Advertising and marketing: Personalised advert campaigns with acquainted and relatable voices can enormously improve model enchantment.

Communication: Language has all the time been a barrier to all types of actions. Cross-language communication remains to be a problem. Realtime end-to-end translation whereas preserving one’s accent and voice will revolutionize the best way we talk. This would possibly turn into a actuality in a number of years.

Content material Creation: Content material creators will not rely on translators to succeed in a much bigger viewers. With environment friendly voice cloning and lip-syncing, cross-language content material creation can be simpler. Podcasts and audiobook narration expertise may be enhanced with voice synthesis.

Conclusion

Voice synthesis is likely one of the most sought-after use circumstances of generative AI. It has the potential to revolutionize the best way we talk. Ever for the reason that creation of civilizations, the language barrier between communities has been a hurdle for forging deeper relationships, culturally and commercially. With AI voice synthesis, this hole may be crammed. So, on this article, we explored the open-source method of voice-cloning and lip-syncing.

Key Takeaways

TTS, a Python library by Coqui-ai, serves and maintains in style text-to-speech fashions.
The xTTS is a multi-lingual voice cloning mannequin able to cloning voice to 16 completely different languages.
Whisper is an ASR mannequin from OpenAI for environment friendly transcription and English translation.
Wav2lip is an open-source instrument for lip-syncing movies.
Voice cloning is likely one of the most occurring frontiers of generative AI, with a major potential influence on industries from leisure to advertising and marketing.

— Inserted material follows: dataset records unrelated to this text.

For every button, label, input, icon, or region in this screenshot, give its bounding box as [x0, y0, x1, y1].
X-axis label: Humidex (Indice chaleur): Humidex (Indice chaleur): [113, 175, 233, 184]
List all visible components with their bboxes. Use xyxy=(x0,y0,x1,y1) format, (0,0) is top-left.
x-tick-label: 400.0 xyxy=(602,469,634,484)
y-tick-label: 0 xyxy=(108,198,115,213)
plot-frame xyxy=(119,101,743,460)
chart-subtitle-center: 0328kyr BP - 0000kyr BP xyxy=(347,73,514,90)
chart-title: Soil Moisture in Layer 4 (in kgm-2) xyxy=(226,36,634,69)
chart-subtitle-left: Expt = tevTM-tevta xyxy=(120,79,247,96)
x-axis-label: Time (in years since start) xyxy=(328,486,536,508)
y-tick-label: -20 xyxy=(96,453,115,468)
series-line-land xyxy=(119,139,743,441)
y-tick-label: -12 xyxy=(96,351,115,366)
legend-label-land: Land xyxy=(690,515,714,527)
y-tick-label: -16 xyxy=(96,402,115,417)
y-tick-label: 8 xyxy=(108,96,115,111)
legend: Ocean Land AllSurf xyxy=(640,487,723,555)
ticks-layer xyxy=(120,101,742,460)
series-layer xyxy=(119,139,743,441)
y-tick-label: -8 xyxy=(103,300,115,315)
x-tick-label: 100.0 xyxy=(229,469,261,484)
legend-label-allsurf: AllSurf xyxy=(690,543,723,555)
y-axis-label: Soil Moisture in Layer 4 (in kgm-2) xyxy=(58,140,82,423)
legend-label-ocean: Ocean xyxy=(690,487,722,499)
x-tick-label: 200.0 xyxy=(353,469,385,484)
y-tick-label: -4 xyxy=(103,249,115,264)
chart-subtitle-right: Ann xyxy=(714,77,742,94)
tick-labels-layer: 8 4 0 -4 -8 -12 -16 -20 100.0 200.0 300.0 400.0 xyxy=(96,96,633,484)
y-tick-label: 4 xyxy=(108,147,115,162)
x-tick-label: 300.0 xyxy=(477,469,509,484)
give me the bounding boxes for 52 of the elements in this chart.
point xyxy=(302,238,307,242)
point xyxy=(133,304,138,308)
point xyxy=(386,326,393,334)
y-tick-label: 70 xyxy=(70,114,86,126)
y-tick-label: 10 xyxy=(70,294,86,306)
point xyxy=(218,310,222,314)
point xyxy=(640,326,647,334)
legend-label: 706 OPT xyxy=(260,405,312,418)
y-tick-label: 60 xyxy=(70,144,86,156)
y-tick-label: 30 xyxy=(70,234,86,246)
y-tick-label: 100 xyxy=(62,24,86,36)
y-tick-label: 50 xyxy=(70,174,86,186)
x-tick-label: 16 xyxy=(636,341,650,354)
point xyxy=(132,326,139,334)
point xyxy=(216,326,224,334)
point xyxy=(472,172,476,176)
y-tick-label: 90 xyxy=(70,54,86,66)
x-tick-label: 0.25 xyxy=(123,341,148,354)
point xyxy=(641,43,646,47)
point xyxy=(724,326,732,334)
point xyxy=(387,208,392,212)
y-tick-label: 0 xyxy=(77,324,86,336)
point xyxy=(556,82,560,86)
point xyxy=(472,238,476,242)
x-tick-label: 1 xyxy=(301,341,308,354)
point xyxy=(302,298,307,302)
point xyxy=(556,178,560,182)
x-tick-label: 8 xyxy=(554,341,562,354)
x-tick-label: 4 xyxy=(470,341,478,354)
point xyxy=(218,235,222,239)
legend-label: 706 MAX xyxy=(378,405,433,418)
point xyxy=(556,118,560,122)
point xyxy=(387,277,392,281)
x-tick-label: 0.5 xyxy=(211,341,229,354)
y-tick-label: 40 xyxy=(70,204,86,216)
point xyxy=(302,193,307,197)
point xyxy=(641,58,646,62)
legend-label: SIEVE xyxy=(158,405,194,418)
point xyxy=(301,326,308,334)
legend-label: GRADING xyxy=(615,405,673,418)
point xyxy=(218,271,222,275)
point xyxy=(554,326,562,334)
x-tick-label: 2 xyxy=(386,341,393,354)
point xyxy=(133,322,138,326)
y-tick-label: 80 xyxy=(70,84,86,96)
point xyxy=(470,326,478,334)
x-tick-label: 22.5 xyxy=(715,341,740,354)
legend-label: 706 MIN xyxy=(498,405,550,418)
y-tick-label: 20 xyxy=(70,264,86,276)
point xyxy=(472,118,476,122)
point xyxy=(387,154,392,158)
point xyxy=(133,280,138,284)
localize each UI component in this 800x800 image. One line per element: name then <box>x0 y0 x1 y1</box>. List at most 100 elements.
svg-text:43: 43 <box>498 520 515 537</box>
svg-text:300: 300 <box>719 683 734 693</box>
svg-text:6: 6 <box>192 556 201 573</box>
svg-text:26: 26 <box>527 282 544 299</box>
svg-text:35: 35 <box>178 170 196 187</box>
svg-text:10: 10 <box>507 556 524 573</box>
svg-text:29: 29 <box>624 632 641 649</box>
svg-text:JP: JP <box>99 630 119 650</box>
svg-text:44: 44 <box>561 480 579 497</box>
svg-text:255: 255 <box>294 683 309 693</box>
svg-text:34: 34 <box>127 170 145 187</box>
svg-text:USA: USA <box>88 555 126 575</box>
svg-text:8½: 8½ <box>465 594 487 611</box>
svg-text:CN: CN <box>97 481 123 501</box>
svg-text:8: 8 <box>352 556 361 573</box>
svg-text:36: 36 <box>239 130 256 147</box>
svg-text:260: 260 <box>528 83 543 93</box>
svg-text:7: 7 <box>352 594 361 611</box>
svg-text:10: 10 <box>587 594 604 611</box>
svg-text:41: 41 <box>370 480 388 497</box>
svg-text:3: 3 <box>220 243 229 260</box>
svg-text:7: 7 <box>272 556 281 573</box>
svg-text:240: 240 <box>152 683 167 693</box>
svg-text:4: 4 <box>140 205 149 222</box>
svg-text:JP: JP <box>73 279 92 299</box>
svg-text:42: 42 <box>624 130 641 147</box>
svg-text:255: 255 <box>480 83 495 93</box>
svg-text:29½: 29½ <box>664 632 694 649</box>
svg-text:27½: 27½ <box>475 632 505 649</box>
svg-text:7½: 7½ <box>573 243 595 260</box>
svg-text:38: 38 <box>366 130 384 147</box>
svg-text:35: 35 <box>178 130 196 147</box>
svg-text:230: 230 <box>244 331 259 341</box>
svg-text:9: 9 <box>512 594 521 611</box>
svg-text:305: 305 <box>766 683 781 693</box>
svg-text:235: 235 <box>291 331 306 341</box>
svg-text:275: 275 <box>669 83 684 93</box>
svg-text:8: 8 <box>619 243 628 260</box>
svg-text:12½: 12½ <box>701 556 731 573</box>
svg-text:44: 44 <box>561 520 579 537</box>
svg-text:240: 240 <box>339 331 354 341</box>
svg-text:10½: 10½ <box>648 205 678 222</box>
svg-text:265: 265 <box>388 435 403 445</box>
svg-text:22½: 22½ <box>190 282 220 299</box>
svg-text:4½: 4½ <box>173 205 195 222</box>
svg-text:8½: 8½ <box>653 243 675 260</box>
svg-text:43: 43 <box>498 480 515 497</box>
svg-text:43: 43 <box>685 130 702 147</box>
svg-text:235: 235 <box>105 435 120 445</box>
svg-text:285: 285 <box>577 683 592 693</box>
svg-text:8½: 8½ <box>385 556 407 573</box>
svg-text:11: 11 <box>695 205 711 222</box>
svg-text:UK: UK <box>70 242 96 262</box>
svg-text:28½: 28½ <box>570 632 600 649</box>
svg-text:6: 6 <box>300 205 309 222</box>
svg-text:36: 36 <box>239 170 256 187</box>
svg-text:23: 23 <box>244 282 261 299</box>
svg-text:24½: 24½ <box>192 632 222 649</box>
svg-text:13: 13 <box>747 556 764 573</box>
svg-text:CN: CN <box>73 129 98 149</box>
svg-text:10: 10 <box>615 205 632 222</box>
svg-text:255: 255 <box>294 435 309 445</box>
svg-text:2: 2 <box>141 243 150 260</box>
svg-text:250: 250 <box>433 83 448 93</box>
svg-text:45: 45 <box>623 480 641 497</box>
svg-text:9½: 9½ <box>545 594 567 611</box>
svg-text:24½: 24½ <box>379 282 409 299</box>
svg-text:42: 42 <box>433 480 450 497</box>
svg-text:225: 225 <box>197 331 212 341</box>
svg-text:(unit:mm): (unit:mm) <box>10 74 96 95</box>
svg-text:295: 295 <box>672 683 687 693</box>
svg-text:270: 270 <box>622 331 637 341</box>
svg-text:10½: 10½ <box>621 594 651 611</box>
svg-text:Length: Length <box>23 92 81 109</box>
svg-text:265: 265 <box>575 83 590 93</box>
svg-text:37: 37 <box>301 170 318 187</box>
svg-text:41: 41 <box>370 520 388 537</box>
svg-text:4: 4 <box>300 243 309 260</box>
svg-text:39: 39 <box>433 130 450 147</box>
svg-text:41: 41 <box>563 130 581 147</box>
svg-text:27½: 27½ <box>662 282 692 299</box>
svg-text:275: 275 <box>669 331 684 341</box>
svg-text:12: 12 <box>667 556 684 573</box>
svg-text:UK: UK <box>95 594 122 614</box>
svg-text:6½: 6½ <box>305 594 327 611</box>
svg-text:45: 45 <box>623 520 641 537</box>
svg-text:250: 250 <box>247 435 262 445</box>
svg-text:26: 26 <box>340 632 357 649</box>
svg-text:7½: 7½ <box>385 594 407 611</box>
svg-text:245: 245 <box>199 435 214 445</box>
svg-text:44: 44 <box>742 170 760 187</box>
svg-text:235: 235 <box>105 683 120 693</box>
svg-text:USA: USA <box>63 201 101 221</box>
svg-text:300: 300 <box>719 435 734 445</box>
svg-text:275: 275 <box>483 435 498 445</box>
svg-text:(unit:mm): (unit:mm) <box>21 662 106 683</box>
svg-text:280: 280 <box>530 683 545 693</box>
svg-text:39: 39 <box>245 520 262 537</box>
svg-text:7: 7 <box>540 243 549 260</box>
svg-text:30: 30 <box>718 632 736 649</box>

Continuously Requested Questions

Q1. Is AI voice cloning authorized?

A. Cloning voice could be unlawful because it infringes on copyright. Nonetheless, getting permission from the particular person earlier than cloning is the suitable strategy to go about it.

Q2. Is AI voice cloning free?

A. Most AI voice cloning API providers require charges. Nonetheless, some open-source fashions can provide pretty first rate voice synthesis functionality.

Q3. What’s the greatest voice cloning mannequin?

A. This is dependent upon explicit use circumstances. The xTTS mannequin is an effective alternative for multi-lingual voice synthesis. However for extra languages, Meta’s Fairseq fashions could be preferable.

This autumn. Can AI clone superstar voices?

A. Sure, it’s doable to clone the voice of a star. Nonetheless, be conscious that any potential misuse can land you in authorized bother.

Q5. What’s using voice cloning?

A. Voice cloning may be useful for a spread of use circumstances, equivalent to content material creation, narration in video games and flicks, Advert campaigns, and so on.

The media proven on this article isn’t owned by Analytics Vidhya and is used on the Writer’s discretion.